AUTH/3531/7/21 - Anonymous v Novartis

Concerns about Lucentis advertised in UK ophthalmic journals

  • Received
    01 July 2021
  • Case number
    AUTH/3531/7/21
  • Applicable Code year
    2019
  • Completed
    23 February 2022
  • No breach Clause(s)
  • Breach Clause(s)
  • Sanctions applied
    Undertaking received
  • Additional sanctions
  • Appeal
    No appeal

Case Summary

An anonymous non contactable complainant who described him/herself as an optometrist raised concerns around claims for Novartis Pharmaceutical UK Limited’s product, Lucentis (ranibizumab).

The complainant alleged that claims of ‘Powerful. Proven. Targeted.’ were made with no context and no supporting data. ‘Powerful’ was meaningless and had no data to support it. ‘Proven’ was meaningless without context. Proven to do what? ‘Targeted’ was misleading without context. Targeted to the eye? Targeted to diabetes? Targeted to VEGF (vascular endothelial growth factor)? Targeted to a particular retinal layer? ‘Treat DMO patients at the maximum possible interval’ - what was that: a month, a year?

The detailed response from Novartis is given below.

The Panel noted that the complainant referred to two journal advertisements and a Novartis webpage, on its health professional website, which had the claim ‘Powerful. Proven. Targeted.’ beneath the Lucentis (ranibizumab) logo; the claim was referenced to the SPC. The Panel considered that the claim overall was a strong claim and each element needed to be capable of substantiation. Such substantiation did not need to be provided in the material.

The Panel considered that the strong claim ‘Powerful’ was ambiguous; it was not clear what was meant by it and it was not linked to any feature of the product. Novartis acknowledged this in its response and did not provide any substantiation. The Panel therefore ruled breaches of the Code in relation to each advertisement and the webpage at issue, as acknowledged by Novartis.

The Panel considered that as Lucentis had a marketing authorisation, it was ‘proven’ in relation to its use for the licensed indication being advertised.
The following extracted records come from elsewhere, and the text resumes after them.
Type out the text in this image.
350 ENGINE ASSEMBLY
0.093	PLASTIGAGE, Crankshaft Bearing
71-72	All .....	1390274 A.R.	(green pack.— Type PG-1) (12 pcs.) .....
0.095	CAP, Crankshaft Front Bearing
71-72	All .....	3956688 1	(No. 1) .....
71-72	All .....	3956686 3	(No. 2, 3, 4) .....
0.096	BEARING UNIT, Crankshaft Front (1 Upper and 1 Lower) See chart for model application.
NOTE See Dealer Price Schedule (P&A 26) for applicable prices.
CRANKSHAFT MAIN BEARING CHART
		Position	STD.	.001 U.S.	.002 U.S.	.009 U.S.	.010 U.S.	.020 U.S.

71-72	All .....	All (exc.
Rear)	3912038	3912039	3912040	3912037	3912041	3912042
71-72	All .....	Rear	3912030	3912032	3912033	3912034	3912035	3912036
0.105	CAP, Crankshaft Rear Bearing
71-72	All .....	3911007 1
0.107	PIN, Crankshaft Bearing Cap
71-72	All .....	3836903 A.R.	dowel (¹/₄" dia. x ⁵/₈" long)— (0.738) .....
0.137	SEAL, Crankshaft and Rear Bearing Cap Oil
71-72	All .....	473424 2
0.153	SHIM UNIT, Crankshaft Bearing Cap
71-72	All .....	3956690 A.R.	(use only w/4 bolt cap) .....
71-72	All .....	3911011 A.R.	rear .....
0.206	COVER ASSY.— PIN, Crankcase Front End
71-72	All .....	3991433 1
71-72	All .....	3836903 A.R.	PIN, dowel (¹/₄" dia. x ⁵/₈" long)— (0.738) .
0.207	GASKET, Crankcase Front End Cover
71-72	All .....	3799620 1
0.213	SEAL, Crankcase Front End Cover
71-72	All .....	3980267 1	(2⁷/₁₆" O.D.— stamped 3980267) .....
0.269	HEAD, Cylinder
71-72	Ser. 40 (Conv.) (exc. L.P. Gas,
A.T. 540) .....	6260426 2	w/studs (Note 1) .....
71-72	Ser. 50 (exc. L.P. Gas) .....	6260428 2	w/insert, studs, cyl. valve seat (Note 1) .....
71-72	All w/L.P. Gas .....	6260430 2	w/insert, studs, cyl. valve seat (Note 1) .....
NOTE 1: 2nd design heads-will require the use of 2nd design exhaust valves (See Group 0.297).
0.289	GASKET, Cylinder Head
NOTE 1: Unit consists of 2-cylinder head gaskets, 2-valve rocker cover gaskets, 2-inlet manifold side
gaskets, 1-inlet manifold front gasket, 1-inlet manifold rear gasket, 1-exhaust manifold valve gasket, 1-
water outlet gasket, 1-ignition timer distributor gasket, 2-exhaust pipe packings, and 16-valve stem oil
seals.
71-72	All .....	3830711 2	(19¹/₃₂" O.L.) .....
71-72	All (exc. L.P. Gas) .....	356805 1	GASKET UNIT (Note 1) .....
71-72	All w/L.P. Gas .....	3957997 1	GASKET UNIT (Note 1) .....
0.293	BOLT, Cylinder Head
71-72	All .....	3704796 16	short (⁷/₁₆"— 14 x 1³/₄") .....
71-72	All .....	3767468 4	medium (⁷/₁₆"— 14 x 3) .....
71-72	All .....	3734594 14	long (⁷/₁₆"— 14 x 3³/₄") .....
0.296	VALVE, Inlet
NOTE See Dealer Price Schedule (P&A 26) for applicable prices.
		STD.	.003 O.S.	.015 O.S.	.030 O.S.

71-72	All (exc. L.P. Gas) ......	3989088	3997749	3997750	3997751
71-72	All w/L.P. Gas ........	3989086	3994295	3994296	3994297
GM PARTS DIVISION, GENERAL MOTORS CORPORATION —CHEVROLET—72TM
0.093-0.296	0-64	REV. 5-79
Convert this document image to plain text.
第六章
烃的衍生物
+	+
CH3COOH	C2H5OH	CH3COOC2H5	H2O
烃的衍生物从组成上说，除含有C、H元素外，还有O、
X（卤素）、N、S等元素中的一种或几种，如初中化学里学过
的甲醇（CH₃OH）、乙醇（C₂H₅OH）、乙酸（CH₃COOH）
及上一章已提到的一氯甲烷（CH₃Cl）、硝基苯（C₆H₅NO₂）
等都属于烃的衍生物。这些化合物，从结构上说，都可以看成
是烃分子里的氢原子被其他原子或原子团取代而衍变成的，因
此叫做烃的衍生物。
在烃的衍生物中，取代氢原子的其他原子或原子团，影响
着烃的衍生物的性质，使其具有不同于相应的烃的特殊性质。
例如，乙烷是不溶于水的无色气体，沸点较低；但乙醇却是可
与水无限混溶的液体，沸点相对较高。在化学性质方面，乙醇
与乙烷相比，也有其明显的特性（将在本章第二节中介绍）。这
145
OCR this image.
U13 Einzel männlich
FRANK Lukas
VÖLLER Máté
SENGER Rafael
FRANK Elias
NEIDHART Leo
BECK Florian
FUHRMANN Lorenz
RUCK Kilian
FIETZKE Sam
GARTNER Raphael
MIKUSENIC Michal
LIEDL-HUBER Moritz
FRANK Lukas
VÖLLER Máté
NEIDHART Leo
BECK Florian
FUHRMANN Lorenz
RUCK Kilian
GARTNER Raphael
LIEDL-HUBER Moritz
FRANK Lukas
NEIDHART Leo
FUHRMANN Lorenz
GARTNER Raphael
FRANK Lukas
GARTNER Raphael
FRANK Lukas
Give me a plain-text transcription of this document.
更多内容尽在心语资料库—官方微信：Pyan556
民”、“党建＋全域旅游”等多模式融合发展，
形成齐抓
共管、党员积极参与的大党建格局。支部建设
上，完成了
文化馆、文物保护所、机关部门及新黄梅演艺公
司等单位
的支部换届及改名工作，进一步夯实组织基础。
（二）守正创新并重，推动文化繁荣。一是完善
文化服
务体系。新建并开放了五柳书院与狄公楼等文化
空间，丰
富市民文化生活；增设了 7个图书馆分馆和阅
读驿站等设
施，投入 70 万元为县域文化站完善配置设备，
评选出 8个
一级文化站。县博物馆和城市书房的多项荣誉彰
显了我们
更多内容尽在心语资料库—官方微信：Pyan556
Although there was no detail about what was ‘proven’, the Panel did not consider that in these circumstances, the complainant had established, on the balance of probabilities, that its use was misleading as alleged. The Panel therefore ruled no breaches of the Code in relation to each advertisement and the webpage at issue.

The Panel further noted Novartis’ submission that the claim ‘Targeted’ was a reference to the specific mechanism of action of Lucentis which was fully described within its summary of product characteristics (SPC). Whilst the Panel did not consider this was clear from the material at issue, it did not consider that in the particular circumstances of this case the complainant had established on the balance of probabilities that the use of ‘targeted’ was misleading as alleged. The Panel therefore ruled no breaches of the Code in relation to each advertisement and the webpage at issue.
With regard to the claim ‘Lucentis allows you to treat your DMO patients at the maximum possible interval’, which appeared beneath the heading ‘Lucentis Treat and Extend’, in one of the advertisements (ref MLR 114580), the Panel noted that further information was included in the advertisement. Directly below the claim it stated ‘Treatment in adults is initiated with one injection per month until maximum visual activity is achieved and/or there are no signs of disease activity, after which you can extend the patient out by up to one month a time’. Below this, there was a diagram which set out possible dosing intervals for various months in either phase 1, loading dose or phase 2, treat and extend. This was described as a potential algorithm for a DMO patient using Lucentis treat and extend. The advertisement stated that this was not necessarily reflective of the treatment schedule for all patients as this would depend on their individual disease activity. The Panel considered that the advertisement included an explanation of the time interval and ruled no breach of the Code.

The Panel noted its comments and rulings of breaches of the Code above and considered that Novartis had failed to maintain high standards and a breach of the Code was ruled.

The Panel did not consider that the particular circumstances of this case warranted a ruling of a breach of Clause 2 which was a sign of particular censure and was reserved for such use and no breach was ruled.